At night she slept either in the living room or in Anthony's room, Tibbetts said, and the two bonded over a shared dislike of thunderstorms. They considered Loopey their son's medicine.

"When you find something that helps them you roll with it," he said of children with autism. "That's what we did."

And Tibbetts said they thought they had done their homework. In addition to researching how to properly raise a domestic pig, they checked with the city's animal control officer.

"They said as long as it's not a disturbance," he said. "We didn't know anything about an ordinance."

Tibbetts said it's not clear how officials found out about Loopey. He was told that a complaint was filed and while he has his suspicions, he's not exactly sure who it was.

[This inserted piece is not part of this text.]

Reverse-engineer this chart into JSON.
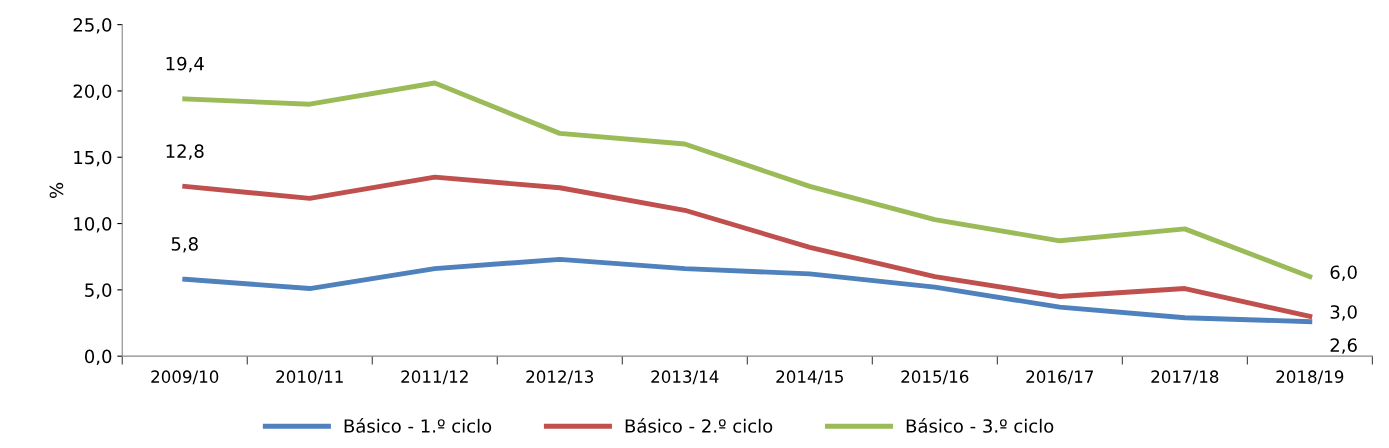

Acting on the advice of a council member who lived nearby, Tibbets petitioned the city council to amend the ordinance to allow Loopey to remain at home.

"We thought that once they knew why we had her ... we didn't think it would be a big deal," he said.

But while the council agreed initially to consider the idea, there was not enough support. Tibbetts said he was told to wait until after the fall elections and hope there would be enough turnover that the new council would think differently.

Tibbetts said he and his wife, a day care administrator, would like to move out of Fayetteville, but have not yet found other housing that is both affordable and can accommodate their four children and, of course, Loopey.

"If I had the money, believe me, we'd already be out of this town," he said.

Dr. Lori Warner, director of the HOPE Center for Autism at Beaumont Hospital in Michigan, told ABCNews.com that while there is no scientific evidence that animals provide medical benefit for autistic children, there are enough anecdotal tales, including some from her own patients' parents, to take the trend seriously.

Losing a close friend -- human or animal -- can be traumatic for any child, but "especially a child who has social difficulties."

For a child such as Anthony, who Warner has not treated, that loss and the disruption of routine, something else precious to people with autism, could be difficult for him to process.

The animal, she said, can provide companionship for Anthony, but helping him learn how to exist in the real world.

"He could use this relationship with Loopey to reach out to other people," she said.

For now, Tibbetts, a warehouse manager out on disability, helps Anthony keep his bond going with trips to see Loopey, who he said, is happy to see her boy.

"As soon as she hears her name, she is wagging her tail and grunting," he said.

And he got a surprise call from a local fair owner who heard about Anthony's plight and offered the family of six a free night at the fair, an opportunity Tibbetts and Pia used to show Anthony that there are people out there who care about him.